Attraversarono il ponte, non troppo lungo, sul fiume non troppo largo. Enzo gli raccontò di aver insegnato economia all’università fino a tre anni prima, ora in pensione.

“All’inizio mi annoiavo, non sapevo cosa fare. Poi è nato il mio pronipote, e ora la casa è piena di vita. Viviamo io, mia nipote Adelina e il piccolo Ettore.”

La voce calma di Enzo lo tranquillizzava.

“Niccolò, qualcosa è successo,” disse Enzo, più come affermazione che come domanda. “Dove vuoi andare? Forse ho sbagliato a chiederti di accompagnarmi, magari hai da fare.”

“Non so dove andare. Dai miei non voglio, ci sono appena stato. E a casa… non ci torno. Lì c’è…” Non voleva ricordare.

“Capisco, non dire altro. Perché non vieni a casa mia? Abbiamo spazio, potresti anche restare a dormire. Ogni sera faccio questa passeggiata: da casa, attraverso il ponte e ritorno.”

“Non vorrei disturbare, col bambino… È già tardi.”

“Non è così tardi. Ettore va a letto dopo le nove, e abbiamo ancora tempo,” controllò l’orologio. “Dai, vieni.”

Niccolò non sapeva perché accettò. Forse perché non aveva altro posto dove andare. Entrarono nell’appartamento al terzo piano in silenzio, si tolsero scarpe e cappotti e andarono in cucina.

“Siediti, ti faccio un tè,” disse Enzo.

Finalmente Niccolò ebbe modo di osservare bene il suo compagno: alto, robusto, capelli e barba bianchi che gli davano un’aria da professore. Con movimenti precisi, Enzo prese le tazze dalla credenza, senza far rumore. Sul tavolo c’era già un vassoio con biscotti e cioccolatini.

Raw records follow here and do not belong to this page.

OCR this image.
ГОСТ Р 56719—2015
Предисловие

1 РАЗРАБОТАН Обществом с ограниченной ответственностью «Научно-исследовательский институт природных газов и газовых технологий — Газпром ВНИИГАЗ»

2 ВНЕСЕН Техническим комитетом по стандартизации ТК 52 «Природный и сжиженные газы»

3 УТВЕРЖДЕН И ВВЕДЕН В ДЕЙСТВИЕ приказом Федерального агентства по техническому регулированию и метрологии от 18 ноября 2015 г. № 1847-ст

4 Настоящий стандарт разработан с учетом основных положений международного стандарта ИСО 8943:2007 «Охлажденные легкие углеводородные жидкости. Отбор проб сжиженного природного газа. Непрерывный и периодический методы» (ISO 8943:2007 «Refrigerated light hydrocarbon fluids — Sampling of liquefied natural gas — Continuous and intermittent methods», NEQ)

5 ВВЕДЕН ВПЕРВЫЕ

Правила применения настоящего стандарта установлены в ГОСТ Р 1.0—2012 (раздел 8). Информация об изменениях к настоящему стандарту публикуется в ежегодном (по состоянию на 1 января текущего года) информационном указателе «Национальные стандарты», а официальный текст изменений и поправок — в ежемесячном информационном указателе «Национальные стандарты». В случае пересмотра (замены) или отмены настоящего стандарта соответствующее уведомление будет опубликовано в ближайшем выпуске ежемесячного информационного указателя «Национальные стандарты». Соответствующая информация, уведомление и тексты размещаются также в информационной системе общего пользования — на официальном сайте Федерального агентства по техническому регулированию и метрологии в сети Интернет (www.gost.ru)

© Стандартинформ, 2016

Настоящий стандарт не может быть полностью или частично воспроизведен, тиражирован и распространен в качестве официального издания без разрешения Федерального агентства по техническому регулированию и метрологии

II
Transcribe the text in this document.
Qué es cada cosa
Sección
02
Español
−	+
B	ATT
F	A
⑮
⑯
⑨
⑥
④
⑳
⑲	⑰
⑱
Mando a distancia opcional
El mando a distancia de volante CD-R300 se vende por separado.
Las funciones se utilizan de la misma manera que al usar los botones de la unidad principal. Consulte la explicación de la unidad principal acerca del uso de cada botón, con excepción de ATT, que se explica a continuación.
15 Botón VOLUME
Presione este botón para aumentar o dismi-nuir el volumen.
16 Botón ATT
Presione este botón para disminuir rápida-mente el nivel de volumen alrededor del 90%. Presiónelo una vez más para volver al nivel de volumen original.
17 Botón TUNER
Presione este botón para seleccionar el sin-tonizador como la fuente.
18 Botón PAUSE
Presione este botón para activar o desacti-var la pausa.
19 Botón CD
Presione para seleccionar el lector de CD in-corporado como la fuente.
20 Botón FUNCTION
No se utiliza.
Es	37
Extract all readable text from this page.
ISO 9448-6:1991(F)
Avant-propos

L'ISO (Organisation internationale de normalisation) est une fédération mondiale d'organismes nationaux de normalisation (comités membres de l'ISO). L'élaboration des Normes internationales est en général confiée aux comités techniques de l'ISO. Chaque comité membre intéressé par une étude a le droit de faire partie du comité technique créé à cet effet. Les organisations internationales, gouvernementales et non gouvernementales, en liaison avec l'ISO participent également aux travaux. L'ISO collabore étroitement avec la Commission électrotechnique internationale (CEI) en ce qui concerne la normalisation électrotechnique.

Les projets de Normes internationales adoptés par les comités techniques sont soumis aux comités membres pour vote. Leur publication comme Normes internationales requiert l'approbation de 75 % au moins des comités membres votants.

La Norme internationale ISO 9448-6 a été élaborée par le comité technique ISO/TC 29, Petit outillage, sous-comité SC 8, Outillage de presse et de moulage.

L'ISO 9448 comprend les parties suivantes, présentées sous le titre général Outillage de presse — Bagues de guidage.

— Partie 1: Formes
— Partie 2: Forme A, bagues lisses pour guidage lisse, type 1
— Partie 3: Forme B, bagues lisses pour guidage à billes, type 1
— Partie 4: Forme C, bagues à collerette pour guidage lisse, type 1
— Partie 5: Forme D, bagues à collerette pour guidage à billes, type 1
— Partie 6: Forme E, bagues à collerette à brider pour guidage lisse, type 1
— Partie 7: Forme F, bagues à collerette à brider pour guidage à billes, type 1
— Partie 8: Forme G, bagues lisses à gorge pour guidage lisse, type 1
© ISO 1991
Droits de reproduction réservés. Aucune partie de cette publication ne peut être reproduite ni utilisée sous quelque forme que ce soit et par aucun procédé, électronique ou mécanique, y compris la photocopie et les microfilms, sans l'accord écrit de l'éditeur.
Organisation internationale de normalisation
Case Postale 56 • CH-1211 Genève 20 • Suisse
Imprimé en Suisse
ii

“Nonno, chi è?” una vocina improvvisa fece voltare Niccolò. “Tu chi sei?” chiese il bambino, fissandolo con curiosità.

Era un bel ragazzino di circa tre anni.

“Lui è Niccolò, nostro ospite,” rispose Enzo.

“Io sono Ettò!” annunciò fiero il piccolo, storpiando il nome mentre tendeva la mano.

Niccolò sorrise, commosso.

“Ciao, Ettore. Non dormi ancora?”

“No!” scosse la testa, proprio mentre Adelina entrava in cucina.

“Oh, buonasera! Non sapevo avessimo ospiti,” disse con una voce dolce.

“Io lo sapevo! Io lo sapevo!” saltellò Ettore intorno a lei.

“Ecco Adelina, mia nipote,” presentò Enzo. “Lui è Niccolò.”